Political Reality Bites
No one ever said governing would be easy. Two weeks into the new Congress, fissures began to appear in the once seemingly rock-solid Republican majority in the House as members started squabbling over just how limiting term limits should be. Fault lines also became apparent regarding the proposed balanced- budget amendment, with moderate Republicans (joined by some Democrats) objecting to a provision that would mandate a three-fifths majority of both houses to approve tax increases. Of course, Republicans' differences weren't so great that they couldn't deflect Democratic demands that a balanced-budget amendment include a detailed plan laying out proposed spending cuts. And in the Senate, G.O.P. leaders marshaled through a measure adopted by the House that would subject Congress to employment laws already applicable to the private sector.
Newt's History Lesson
Speaker Gingrich's choice for House historian, Kennesaw State professor Christina Jeffrey, quickly became a footnote to history when her controversial evaluation of a 1980s Holocaust education program surfaced, triggering a gleeful fusillade of criticism from Democrats.
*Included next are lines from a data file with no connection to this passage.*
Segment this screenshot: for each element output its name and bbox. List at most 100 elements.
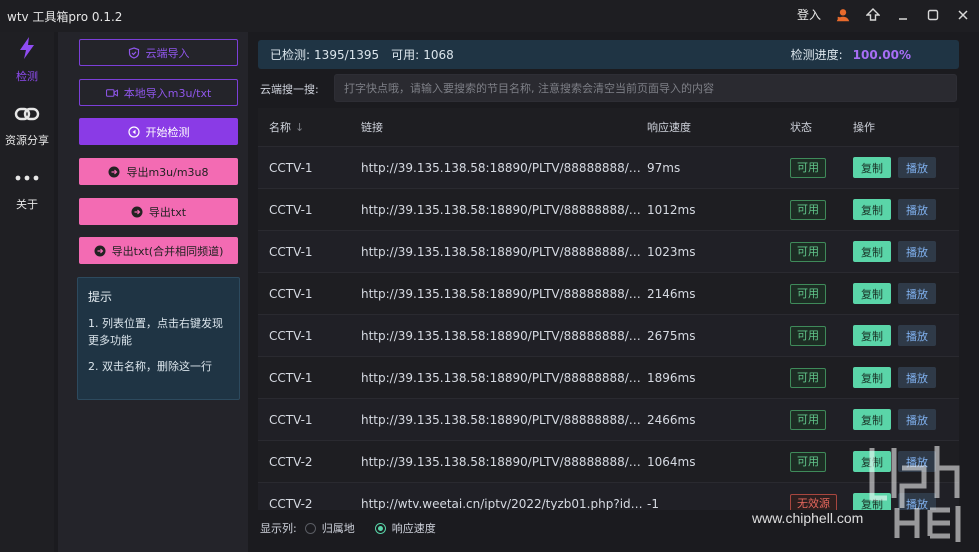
cloud-import-button[interactable]: 云端导入	[79, 39, 238, 66]
button-label: 导出m3u/m3u8	[126, 165, 209, 179]
start-detect-button[interactable]: 开始检测	[79, 118, 238, 145]
cell-link: http://39.135.138.58:18890/PLTV/88888888…	[361, 160, 647, 175]
copy-button[interactable]: 复制	[853, 241, 891, 262]
button-label: 开始检测	[145, 125, 190, 139]
left-nav: 检测 资源分享 关于	[0, 32, 54, 552]
copy-button[interactable]: 复制	[853, 283, 891, 304]
cell-status: 无效源	[790, 493, 853, 510]
cloud-search-input[interactable]	[334, 74, 957, 102]
cell-response: 1896ms	[647, 370, 696, 385]
status-badge: 可用	[790, 451, 826, 472]
cell-name: CCTV-1	[269, 370, 313, 385]
user-icon[interactable]	[835, 7, 851, 23]
local-import-button[interactable]: 本地导入m3u/txt	[79, 79, 238, 106]
button-label: 导出txt	[148, 205, 187, 219]
table-row[interactable]: CCTV-1 http://39.135.138.58:18890/PLTV/88…	[258, 272, 959, 314]
table-row[interactable]: CCTV-1 http://39.135.138.58:18890/PLTV/88…	[258, 398, 959, 440]
column-toggle-bar: 显示列: 归属地 响应速度	[260, 520, 448, 536]
available-value: 1068	[423, 47, 454, 62]
column-option-response[interactable]: 响应速度	[374, 520, 436, 536]
login-link[interactable]: 登入	[797, 6, 821, 23]
cell-link: http://39.135.138.58:18890/PLTV/88888888…	[361, 244, 647, 259]
cell-status: 可用	[790, 367, 853, 388]
cell-status: 可用	[790, 157, 853, 178]
status-badge: 可用	[790, 199, 826, 220]
table-row[interactable]: CCTV-1 http://39.135.138.58:18890/PLTV/88…	[258, 188, 959, 230]
play-button[interactable]: 播放	[898, 199, 936, 220]
header-name[interactable]: 名称 ↓	[258, 119, 361, 135]
play-button[interactable]: 播放	[898, 325, 936, 346]
lightning-icon	[0, 36, 54, 60]
button-label: 云端导入	[145, 46, 190, 60]
cell-ops: 复制 播放	[853, 157, 959, 178]
play-button[interactable]: 播放	[898, 451, 936, 472]
status-badge: 可用	[790, 157, 826, 178]
cell-ops: 复制 播放	[853, 451, 959, 472]
cell-ops: 复制 播放	[853, 283, 959, 304]
copy-button[interactable]: 复制	[853, 451, 891, 472]
column-option-location[interactable]: 归属地	[304, 520, 355, 536]
play-button[interactable]: 播放	[898, 241, 936, 262]
nav-item-about[interactable]: 关于	[0, 166, 54, 212]
table-row[interactable]: CCTV-2 http://wtv.weetai.cn/iptv/2022/tyz…	[258, 482, 959, 510]
copy-button[interactable]: 复制	[853, 157, 891, 178]
play-circle-icon	[127, 125, 140, 138]
export-m3u-button[interactable]: 导出m3u/m3u8	[79, 158, 238, 185]
cell-link: http://39.135.138.58:18890/PLTV/88888888…	[361, 454, 647, 469]
play-button[interactable]: 播放	[898, 367, 936, 388]
title-bar: wtv 工具箱pro 0.1.2 登入	[0, 0, 979, 32]
play-button[interactable]: 播放	[898, 283, 936, 304]
table-row[interactable]: CCTV-1 http://39.135.138.58:18890/PLTV/88…	[258, 146, 959, 188]
maximize-icon[interactable]	[925, 7, 941, 23]
upload-icon[interactable]	[865, 7, 881, 23]
cell-name: CCTV-1	[269, 244, 313, 259]
cell-status: 可用	[790, 325, 853, 346]
header-status: 状态	[790, 121, 812, 134]
cell-ops: 复制 播放	[853, 409, 959, 430]
cell-link: http://39.135.138.58:18890/PLTV/88888888…	[361, 412, 647, 427]
header-response: 响应速度	[647, 121, 691, 134]
copy-button[interactable]: 复制	[853, 367, 891, 388]
cell-status: 可用	[790, 283, 853, 304]
table-row[interactable]: CCTV-1 http://39.135.138.58:18890/PLTV/88…	[258, 230, 959, 272]
cell-response: 1023ms	[647, 244, 696, 259]
copy-button[interactable]: 复制	[853, 199, 891, 220]
cell-ops: 复制 播放	[853, 241, 959, 262]
channel-table: 名称 ↓ 链接 响应速度 状态 操作 CCTV-1 http://39.135.13…	[258, 108, 959, 510]
available-label: 可用:	[391, 48, 420, 62]
cell-response: 1064ms	[647, 454, 696, 469]
checked-value: 1395/1395	[314, 47, 380, 62]
radio-checked-icon	[374, 522, 386, 534]
cell-ops: 复制 播放	[853, 493, 959, 510]
nav-item-detect[interactable]: 检测	[0, 36, 54, 84]
play-button[interactable]: 播放	[898, 157, 936, 178]
export-txt-button[interactable]: 导出txt	[79, 198, 238, 225]
cell-name: CCTV-1	[269, 160, 313, 175]
cell-name: CCTV-1	[269, 202, 313, 217]
cell-ops: 复制 播放	[853, 367, 959, 388]
cell-link: http://wtv.weetai.cn/iptv/2022/tyzb01.ph…	[361, 496, 647, 511]
cell-link: http://39.135.138.58:18890/PLTV/88888888…	[361, 370, 647, 385]
cell-ops: 复制 播放	[853, 199, 959, 220]
table-row[interactable]: CCTV-1 http://39.135.138.58:18890/PLTV/88…	[258, 314, 959, 356]
play-button[interactable]: 播放	[898, 409, 936, 430]
cell-response: 2146ms	[647, 286, 696, 301]
play-button[interactable]: 播放	[898, 493, 936, 510]
shield-icon	[128, 46, 140, 59]
sort-arrow-icon[interactable]: ↓	[295, 121, 304, 134]
close-icon[interactable]	[955, 7, 971, 23]
export-icon	[108, 166, 120, 178]
nav-item-label: 检测	[16, 70, 38, 83]
minimize-icon[interactable]	[895, 7, 911, 23]
copy-button[interactable]: 复制	[853, 325, 891, 346]
export-txt-merge-button[interactable]: 导出txt(合并相同频道)	[79, 237, 238, 264]
copy-button[interactable]: 复制	[853, 493, 891, 510]
nav-item-share[interactable]: 资源分享	[0, 102, 54, 148]
table-row[interactable]: CCTV-1 http://39.135.138.58:18890/PLTV/88…	[258, 356, 959, 398]
table-row[interactable]: CCTV-2 http://39.135.138.58:18890/PLTV/88…	[258, 440, 959, 482]
status-badge: 无效源	[790, 493, 837, 510]
copy-button[interactable]: 复制	[853, 409, 891, 430]
progress-label: 检测进度:	[790, 48, 843, 62]
cell-link: http://39.135.138.58:18890/PLTV/88888888…	[361, 328, 647, 343]
tips-title: 提示	[88, 290, 113, 304]
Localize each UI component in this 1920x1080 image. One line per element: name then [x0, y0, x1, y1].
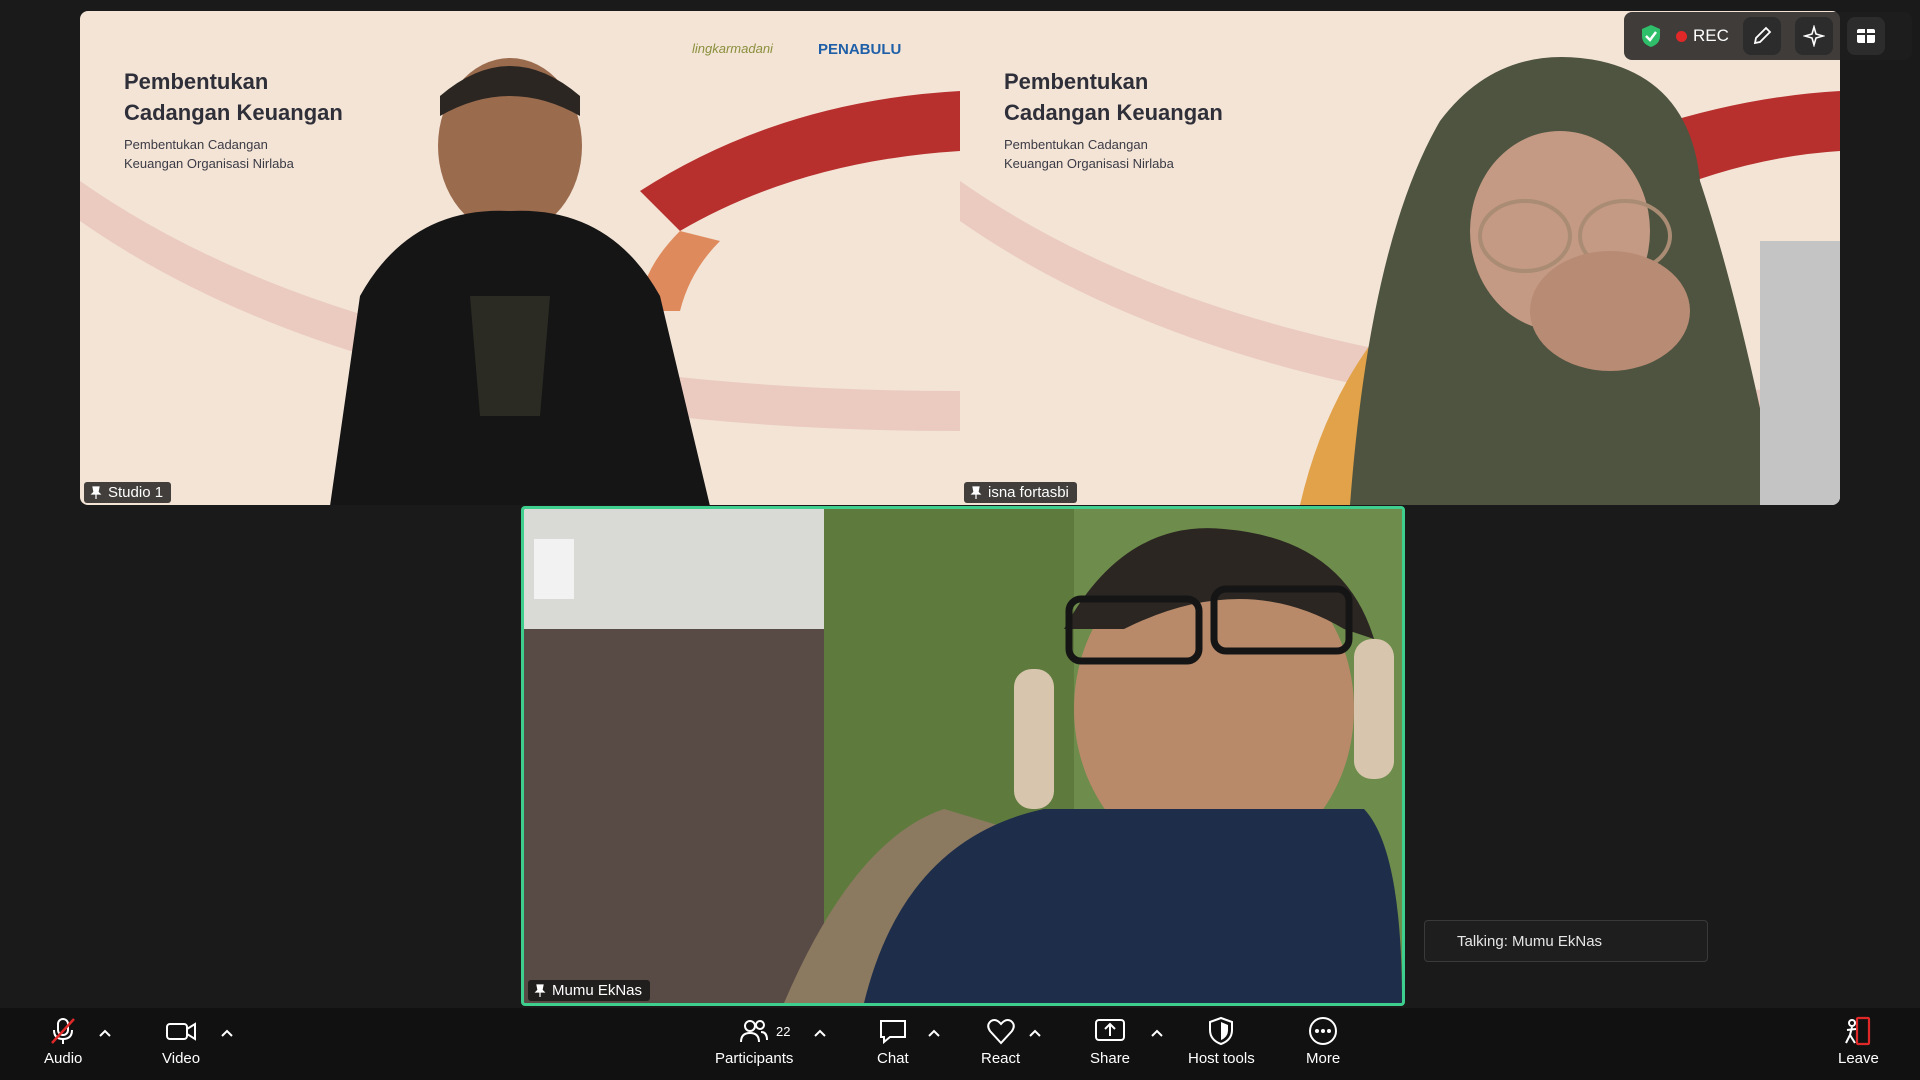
video-label: Video	[162, 1050, 201, 1067]
heart-icon	[986, 1019, 1015, 1045]
video-button[interactable]: Video	[162, 1016, 200, 1067]
pencil-icon	[1753, 26, 1772, 45]
share-button[interactable]: Share	[1090, 1016, 1130, 1067]
participant-name: isna fortasbi	[988, 484, 1069, 501]
chat-button[interactable]: Chat	[877, 1016, 909, 1067]
audio-button[interactable]: Audio	[44, 1016, 82, 1067]
participants-icon	[740, 1020, 769, 1043]
host-tools-button[interactable]: Host tools	[1188, 1016, 1255, 1067]
participant-name: Mumu EkNas	[552, 982, 643, 999]
audio-options-chevron-icon[interactable]	[98, 1028, 112, 1038]
share-options-chevron-icon[interactable]	[1150, 1028, 1164, 1038]
more-label: More	[1306, 1050, 1341, 1067]
slide-subtitle: Pembentukan Cadangan Keuangan Organisasi…	[124, 137, 294, 171]
participant-video-feed	[1350, 57, 1840, 505]
chat-options-chevron-icon[interactable]	[927, 1028, 941, 1038]
share-label: Share	[1090, 1050, 1131, 1067]
pin-icon	[970, 485, 982, 499]
video-tile-studio-1[interactable]: Pembentukan Cadangan Keuangan Pembentuka…	[80, 11, 960, 505]
pin-icon	[90, 485, 102, 499]
meeting-status-bar: REC	[1624, 12, 1912, 60]
video-options-chevron-icon[interactable]	[220, 1028, 234, 1038]
more-button[interactable]: More	[1306, 1016, 1340, 1067]
react-label: React	[981, 1050, 1021, 1067]
video-tile-isna-fortasbi[interactable]: Pembentukan Cadangan Keuangan Pembentuka…	[960, 11, 1840, 505]
react-options-chevron-icon[interactable]	[1028, 1028, 1042, 1038]
rec-label: REC	[1693, 26, 1729, 45]
annotate-button[interactable]	[1742, 17, 1781, 55]
participant-name: Studio 1	[108, 484, 164, 501]
more-options-icon	[1309, 1017, 1338, 1045]
ai-companion-button[interactable]	[1794, 17, 1833, 55]
view-layout-button[interactable]	[1846, 17, 1885, 55]
share-screen-icon	[1095, 1019, 1126, 1041]
leave-button[interactable]: Leave	[1838, 1016, 1879, 1067]
host-tools-label: Host tools	[1188, 1050, 1255, 1067]
participants-count: 22	[776, 1024, 791, 1039]
participant-name-tag: Mumu EkNas	[528, 980, 651, 1001]
leave-label: Leave	[1838, 1050, 1879, 1067]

In 1986, Jeffrey had written that the junior high school program in question contained "no evidence of balance or objectivity. The Nazi point of view, however unpopular, is still a point of view and is not presented, nor is that of the Ku Klux Klan." Moving quickly to avoid a prolonged, Clintonian embarrassment, Gingrich fired the professor the same day the evaluation came to light, though an assistant of Jeffrey's claimed the Speaker had known about her views on the program before he hired her.
It's Dodd for the Democrats
Ending a fractious search for the next chairman of the Democratic Party, President Clinton settled for a two-man team. Telegenic Connecticut Senator Christopher Dodd, who will remain in his seat, will become general chairman of the party and its chief spokesman. Donald Fowler, a longtime Southern political operative, will become the party's national chairman and day-to-day manager.
Farrakhan Targeted?
Capping a seven-month FBI investigation, federal prosecutors in Minnesota indicted Qubilah Shabazz, one of Malcolm X's daughters, charging her with attempting to hire a hit man to kill Nation of Islam leader Louis Farrakhan. Although prosecutors would not publicly speculate on a motive, Shabazz's family is known to suspect Farrakhan of having been involved in Malcolm X's assassination 30 years ago when the two men were rivals. Shabazz's lawyer said his client had been lured and set up by the would-be hit man, whom he described as a childhood friend of Shabazz's and an informant working for the government.